NCPA - National Center for Policy Analysis

States Rated On Education Funding

January 17, 1997

A new study by Education Week evaluating the states on educational quality gives no state consistently high marks. The states are graded using 75 specific measurements -- ranging from class size to teacher qualifications to total funds allocated for each student.

The states earned mostly "Cs" in the four categories that most affect student achievement: rigorous academic standards, a commitment to high-quality teaching, a school culture that supports learning and adequate and equitable funding.

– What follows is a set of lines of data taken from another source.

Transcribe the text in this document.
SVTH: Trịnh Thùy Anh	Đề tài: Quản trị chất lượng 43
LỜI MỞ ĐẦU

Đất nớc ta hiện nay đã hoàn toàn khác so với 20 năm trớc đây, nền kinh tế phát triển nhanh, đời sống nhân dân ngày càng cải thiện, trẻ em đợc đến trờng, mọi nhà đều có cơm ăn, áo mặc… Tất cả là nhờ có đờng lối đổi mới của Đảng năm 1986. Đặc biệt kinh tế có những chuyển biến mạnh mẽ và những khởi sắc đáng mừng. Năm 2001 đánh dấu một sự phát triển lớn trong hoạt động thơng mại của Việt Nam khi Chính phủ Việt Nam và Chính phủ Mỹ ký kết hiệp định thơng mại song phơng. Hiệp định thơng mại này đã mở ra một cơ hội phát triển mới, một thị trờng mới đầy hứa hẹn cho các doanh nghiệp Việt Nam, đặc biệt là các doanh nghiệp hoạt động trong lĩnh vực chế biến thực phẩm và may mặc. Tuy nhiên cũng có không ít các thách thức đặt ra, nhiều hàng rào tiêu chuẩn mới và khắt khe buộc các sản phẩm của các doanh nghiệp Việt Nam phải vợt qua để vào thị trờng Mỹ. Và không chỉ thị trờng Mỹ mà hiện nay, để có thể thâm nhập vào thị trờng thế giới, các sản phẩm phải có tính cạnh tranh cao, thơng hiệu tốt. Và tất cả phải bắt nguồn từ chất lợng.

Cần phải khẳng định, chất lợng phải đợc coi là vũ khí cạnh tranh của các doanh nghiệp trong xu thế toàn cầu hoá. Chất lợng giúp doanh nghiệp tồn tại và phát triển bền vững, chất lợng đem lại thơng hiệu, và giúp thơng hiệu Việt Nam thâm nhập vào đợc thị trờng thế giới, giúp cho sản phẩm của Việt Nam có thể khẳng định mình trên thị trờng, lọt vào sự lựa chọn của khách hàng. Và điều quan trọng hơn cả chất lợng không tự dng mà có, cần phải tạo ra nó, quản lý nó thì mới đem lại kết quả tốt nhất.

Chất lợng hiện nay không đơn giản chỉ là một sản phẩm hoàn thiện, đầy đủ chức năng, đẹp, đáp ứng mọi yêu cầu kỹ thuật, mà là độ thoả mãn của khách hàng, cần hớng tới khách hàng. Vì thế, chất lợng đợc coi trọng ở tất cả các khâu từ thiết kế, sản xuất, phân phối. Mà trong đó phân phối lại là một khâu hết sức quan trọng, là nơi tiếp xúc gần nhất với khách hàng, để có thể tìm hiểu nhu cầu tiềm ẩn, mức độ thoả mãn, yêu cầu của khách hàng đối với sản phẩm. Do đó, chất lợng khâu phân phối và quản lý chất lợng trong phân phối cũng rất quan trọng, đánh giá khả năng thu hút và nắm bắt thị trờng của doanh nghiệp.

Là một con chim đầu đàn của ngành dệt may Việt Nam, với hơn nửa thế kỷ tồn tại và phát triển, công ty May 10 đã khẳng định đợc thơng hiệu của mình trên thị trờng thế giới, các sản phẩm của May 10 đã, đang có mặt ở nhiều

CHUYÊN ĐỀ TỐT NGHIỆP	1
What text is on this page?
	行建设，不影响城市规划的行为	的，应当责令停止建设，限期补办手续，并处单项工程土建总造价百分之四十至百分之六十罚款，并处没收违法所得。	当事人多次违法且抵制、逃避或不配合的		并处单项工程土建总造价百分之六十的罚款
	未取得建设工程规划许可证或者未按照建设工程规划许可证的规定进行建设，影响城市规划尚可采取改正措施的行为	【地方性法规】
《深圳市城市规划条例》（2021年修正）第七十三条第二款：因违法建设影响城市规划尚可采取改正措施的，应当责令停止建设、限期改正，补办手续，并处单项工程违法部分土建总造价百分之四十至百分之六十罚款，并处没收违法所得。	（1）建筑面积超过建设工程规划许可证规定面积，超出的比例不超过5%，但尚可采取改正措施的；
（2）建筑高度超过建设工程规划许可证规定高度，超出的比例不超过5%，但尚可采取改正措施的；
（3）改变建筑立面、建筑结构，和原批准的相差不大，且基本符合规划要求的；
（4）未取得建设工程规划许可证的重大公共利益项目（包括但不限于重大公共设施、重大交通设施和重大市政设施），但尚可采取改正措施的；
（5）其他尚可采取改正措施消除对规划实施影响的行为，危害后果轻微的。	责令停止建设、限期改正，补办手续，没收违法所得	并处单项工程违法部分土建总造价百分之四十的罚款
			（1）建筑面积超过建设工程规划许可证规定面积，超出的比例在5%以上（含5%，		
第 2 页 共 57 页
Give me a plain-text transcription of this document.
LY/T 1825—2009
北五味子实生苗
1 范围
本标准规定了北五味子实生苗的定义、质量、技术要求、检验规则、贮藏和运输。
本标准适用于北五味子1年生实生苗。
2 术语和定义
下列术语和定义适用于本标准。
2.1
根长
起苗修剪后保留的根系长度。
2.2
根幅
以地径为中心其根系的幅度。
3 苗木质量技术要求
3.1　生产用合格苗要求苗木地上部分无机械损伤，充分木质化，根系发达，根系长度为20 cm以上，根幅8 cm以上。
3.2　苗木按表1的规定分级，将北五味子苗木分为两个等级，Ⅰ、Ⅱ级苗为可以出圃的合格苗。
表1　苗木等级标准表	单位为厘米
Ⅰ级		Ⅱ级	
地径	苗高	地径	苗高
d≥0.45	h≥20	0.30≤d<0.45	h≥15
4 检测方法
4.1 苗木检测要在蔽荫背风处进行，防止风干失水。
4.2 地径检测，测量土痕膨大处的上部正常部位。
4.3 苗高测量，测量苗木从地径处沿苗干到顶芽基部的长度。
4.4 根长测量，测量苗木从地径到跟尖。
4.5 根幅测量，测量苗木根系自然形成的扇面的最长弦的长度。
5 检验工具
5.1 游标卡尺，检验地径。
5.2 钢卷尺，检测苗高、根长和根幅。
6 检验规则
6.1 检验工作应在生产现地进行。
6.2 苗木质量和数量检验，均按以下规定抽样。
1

  • States ranking at the top were West Virginia, Kentucky, Vermont, Georgia, Indiana and Maine.
  • States ranked near the bottom were Arizona, Mississippi, Louisiana, Idaho and Nebraska.
  • In the category Standards and Assessments -- involving the quality of core curriculum and student assessments -- 22 states were given "As" and 13 got "Bs."
  • Iowa and Wyoming were given "Fs" for not developing statewide standards.

The high scores for standards and assessments was the one piece of encouraging news from the survey. Educators increasingly agree that without high standards and intelligent assessments of student performance, it is extremely difficult to improve schools.

Overall, however, Ronald Wolk, editor of the report, said some states "barely get passable grades, and no state can boast of a school system adequate to its needs."